Cylla von Tiedemann
The Death Of Mrs. Gandhi And The Beginning Of New Physics (A Political Fantasy)
Tennille Read (left) and Elley-Ray Hennessy
The Death Of Mrs. Gandhi And The Beginning of New Physics (A Political Fantasy) by Kawa Ada (Everything But The Bard/Next Stage). Factory Theatre (125 Bathurst). Jan 8 at 8:30 pm, Jan 10 at 6:15 pm, Jan 12 at 9:30 pm, Jan 13 at 7:30 pm, Jan 14 at 4 pm, Jan 15 at 12:15 pm. $15, festival passes $48-$90. See listing. 416-966-1062, fringetoronto.com. Rating: NNNN
Kawa Ada populates his entertaining satire The Death Of Mrs. Gandhi And The Beginning Of New Physics (A Political Fantasy) with some of the strongest female politicians of the past half century: Margaret Thatcher (Elley-Ray Hennessy), Benazir Bhutto (Tennille Read) and Imelda Marcos (Nina Lee Aquino).
And he throws into the mix a newbie politico from Canada, Kim Campbell (Trenna Keating).
Importantly, the playwright/director looks at how these women wield power and questions how they might do so differently.
It’s 1984, and the four have gathered for the funeral of the recently assassinated Indira Gandhi. Thatcher seizes on the occasion to announce an international council of women leaders.
Things go off course with the arrival of Malala (Ellora Patnaik), a feminist from the future who encases everyone in a quantum time bubble and hopes to convince the others that the future of humankind is precarious.
Ada’s created sharp, intentionally broad characters who make succinct political and social points through comedy. All the politicians scramble for positions on the ladder of power, always acknowledging that Thatcher, who idolizes Reagan, is at the top. They’re insufferably self-centred, except for the initially nervous, self-effacing Campbell, to whom everyone condescends; guffaws greet any suggestion that she might become the leader of Canada.
They regularly hurl stinging potshots at each other, entertaining with their backbiting and bitchiness.
Tied to the humour are more serious thoughts about patriarchal control both overt and subtle, about how the world could change, blended with ideas about racism, sexism, science, Islam and society's haves and have-nots. Notice the statement made by table base on the audience-left side of the stage.

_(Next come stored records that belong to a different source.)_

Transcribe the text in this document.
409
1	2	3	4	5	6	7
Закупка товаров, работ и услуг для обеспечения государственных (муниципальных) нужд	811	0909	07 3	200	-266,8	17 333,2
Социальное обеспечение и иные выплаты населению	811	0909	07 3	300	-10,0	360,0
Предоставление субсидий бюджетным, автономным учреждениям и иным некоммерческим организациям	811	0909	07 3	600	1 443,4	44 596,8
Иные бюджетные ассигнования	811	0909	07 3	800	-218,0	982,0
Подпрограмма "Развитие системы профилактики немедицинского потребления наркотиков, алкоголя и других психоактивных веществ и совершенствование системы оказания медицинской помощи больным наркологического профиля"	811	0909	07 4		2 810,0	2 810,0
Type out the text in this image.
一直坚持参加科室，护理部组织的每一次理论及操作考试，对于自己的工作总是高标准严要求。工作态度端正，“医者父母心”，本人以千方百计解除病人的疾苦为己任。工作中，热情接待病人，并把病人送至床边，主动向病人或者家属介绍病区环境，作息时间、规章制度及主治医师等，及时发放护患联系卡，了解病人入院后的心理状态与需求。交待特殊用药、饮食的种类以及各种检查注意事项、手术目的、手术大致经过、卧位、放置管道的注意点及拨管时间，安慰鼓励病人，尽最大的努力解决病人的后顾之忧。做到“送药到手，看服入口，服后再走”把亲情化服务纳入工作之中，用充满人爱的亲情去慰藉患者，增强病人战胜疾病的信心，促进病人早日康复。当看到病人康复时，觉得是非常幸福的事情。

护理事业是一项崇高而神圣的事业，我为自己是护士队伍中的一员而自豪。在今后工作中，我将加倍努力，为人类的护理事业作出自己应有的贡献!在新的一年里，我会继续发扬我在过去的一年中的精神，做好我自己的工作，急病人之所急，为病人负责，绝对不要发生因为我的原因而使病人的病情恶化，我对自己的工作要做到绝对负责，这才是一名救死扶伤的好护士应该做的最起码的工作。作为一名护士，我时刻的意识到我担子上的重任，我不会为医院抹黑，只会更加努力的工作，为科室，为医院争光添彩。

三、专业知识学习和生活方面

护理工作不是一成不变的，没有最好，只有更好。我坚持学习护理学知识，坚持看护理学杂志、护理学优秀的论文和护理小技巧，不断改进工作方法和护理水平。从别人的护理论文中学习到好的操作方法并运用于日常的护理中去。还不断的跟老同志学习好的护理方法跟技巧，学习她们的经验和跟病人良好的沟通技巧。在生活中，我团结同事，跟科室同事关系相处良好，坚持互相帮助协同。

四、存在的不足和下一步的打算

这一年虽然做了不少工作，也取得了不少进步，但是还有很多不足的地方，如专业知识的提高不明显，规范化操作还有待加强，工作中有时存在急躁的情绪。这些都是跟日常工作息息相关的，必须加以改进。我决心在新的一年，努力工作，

Arguably, there’s too much packed into the 90 minute show; some further shaping of the material and cutting repetitious points would tighten the script.
The game cast goes for the comedy and the large size of their roles, starting with Hennessy’s patronizing, liquor-loving, devious Thatcher, always one step ahead of the others. Read offers an aloof Bhutto, born to power but, now in exile in England (though not for long), trying to learn as much as she can from the Iron Lady. Aquino’s fashion-focused Marcos gets lots of laughs, while Keating’s novice, growing into power, proves to be the group’s moral pointer.
It’s the resonant-voiced Patnaik who has the most demanding role, as Malala tries to persuade the others that the world can be a better place and, vitally, how that can be accomplished. As they regularly dismiss her arguments, she keeps changing tactics to get them to see and create a different future.
Even at this stage in the script’s development, there’s plenty to admire, intellectually and theatrically.